On the day she died, Lachance posted on his social media in French.
“My wife has left…I love my wife,” he wrote.
Bedard and her groom Daves Lachance were parents to seven children, the youngest, a baby, about seven-months old. (Daves Lachance)
Daves and Kelly met five years ago through their mothers, who were friends. "I saw her and I fell in love," said Lachance. (Daves Lachance)
Lachance explained Bedard “couldn’t go through the last chemotherapy treatment because it was too late. Cancer had taken over and nothing more could be done.”
But that didn’t stop Lachance from doing all he could for Bedard, said the notary who officiated the last-minute hospital wedding, and who got to know the newlyweds during the week that followed the ceremony.
“He was with her day and night in the hospital. When he wasn’t able to stay with her in her room, he slept in his car,” Liat Lev Ary told CTV News in an interview.
Travelling back and forth from their home in Mont Laurier north of Montreal was not an option because of the distance and time involved.
“He was so devoted to her,” Lev Ary said.
“My wife had lots of energy, you couldn’t keep her in one place. She was a mother in love with her children, she loved life,” Lachance said.
As sick as Bedard was, Lev Ary said she got to see those qualities in the young woman for herself when she returned to the hospital the Thursday after the ceremony to help her with more “legal affairs.”
“I told her when I left she was a lioness, a fierce lioness. She was fighting until the last minute. We all knew that. She was fighting so hard to have this chance, to see her children.”
“He’s left with seven young children...so it’s not going to be easy on him,” Lev Ary said.
“He’s not working because he had a work-related accident,” she explained, adding the family will need some support.
A fundraiser has been launched to help Lachance and the children financially as they move forward.
Daves and Kelly are pictured with five of their seven children. (Daves Lachance)
Daves and Kelly are pictured with five of their seven children. (Daves Lachance)
Lev Ary said she won’t ever forget the moment they all shared on Christmas Day.
Right before the big moment, the children were able to see their parents using Facetime.
Nurses who had been caring for Bedard asked her to wait to begin the ceremony until they could get to the room to join them, she said.

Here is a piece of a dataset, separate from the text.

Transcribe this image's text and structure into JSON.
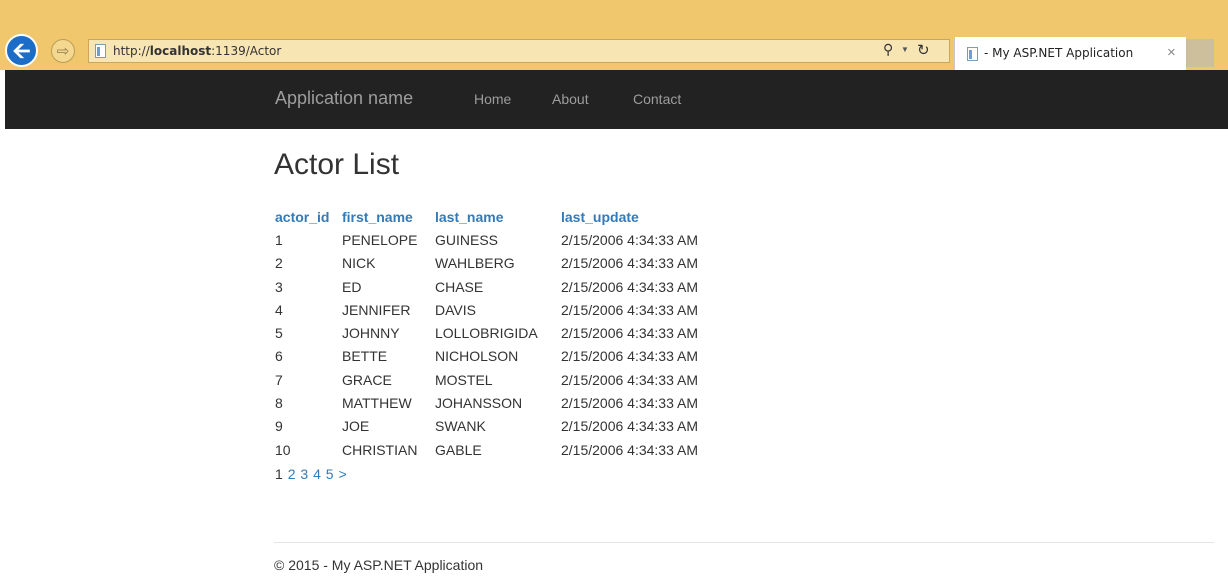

“They were hugging, we were crying, they were crying, the nurses were crying. It was so beautiful and unfair. Heart-wrenching and heart-warming at the same time,” Lev Ary recalled.

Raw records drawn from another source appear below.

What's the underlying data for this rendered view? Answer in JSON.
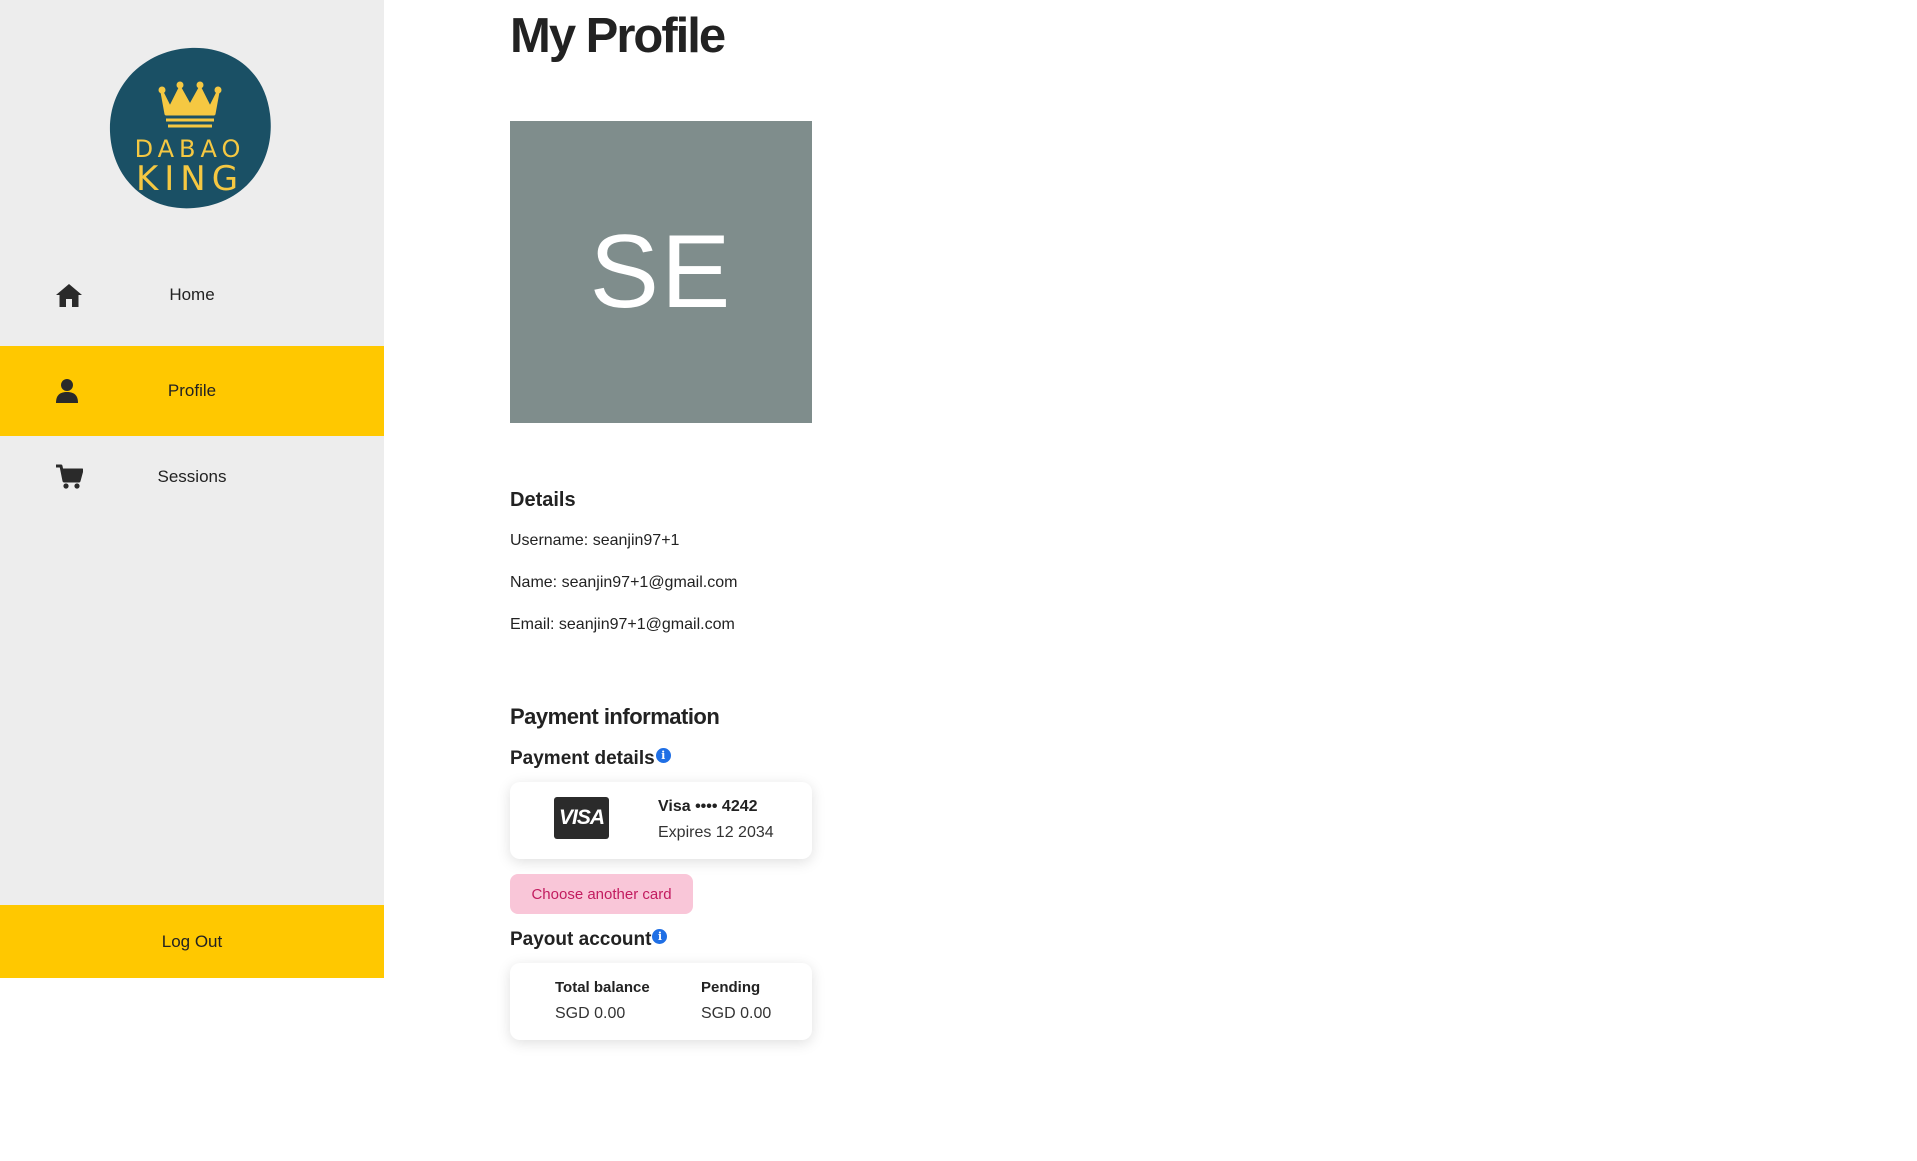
{
  "sidebar": {
    "logo": {
      "line1": "DABAO",
      "line2": "KING",
      "bg_color": "#1a5065",
      "text_color": "#f5c842"
    },
    "items": [
      {
        "label": "Home",
        "icon": "home-icon",
        "active": false
      },
      {
        "label": "Profile",
        "icon": "user-icon",
        "active": true
      },
      {
        "label": "Sessions",
        "icon": "cart-icon",
        "active": false
      }
    ],
    "logout_label": "Log Out"
  },
  "main": {
    "title": "My Profile",
    "avatar": {
      "initials": "SE",
      "bg_color": "#7f8d8c"
    },
    "details": {
      "heading": "Details",
      "username": "Username: seanjin97+1",
      "name": "Name: seanjin97+1@gmail.com",
      "email": "Email: seanjin97+1@gmail.com"
    },
    "payment": {
      "heading": "Payment information",
      "details_heading": "Payment details",
      "card": {
        "brand_badge": "VISA",
        "title": "Visa •••• 4242",
        "expiry": "Expires 12 2034"
      },
      "choose_card_label": "Choose another card",
      "payout_heading": "Payout account",
      "payout": {
        "total_label": "Total balance",
        "total_value": "SGD 0.00",
        "pending_label": "Pending",
        "pending_value": "SGD 0.00"
      },
      "info_glyph": "i"
    }
  },
  "colors": {
    "accent": "#ffc800",
    "sidebar_bg": "#ededed",
    "info_blue": "#1f6fe5",
    "button_bg": "#f9c6d8",
    "button_text": "#c21b5f"
  }
}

“She looked beautiful. He kept admiring her…and telling her she looked stunning,” she said of the bride, who had applied some makeup, wore a hospital gown, and carried a bouquet.
Lev Ary added it was her hope that if she could help them get married that day as they wished, “and bring a ray of sunshine, a smile that I can put on her face before she dies, I want to be able to do that.”
“Thank you to everyone for the wave of love,” Lachance said. “We felt it.”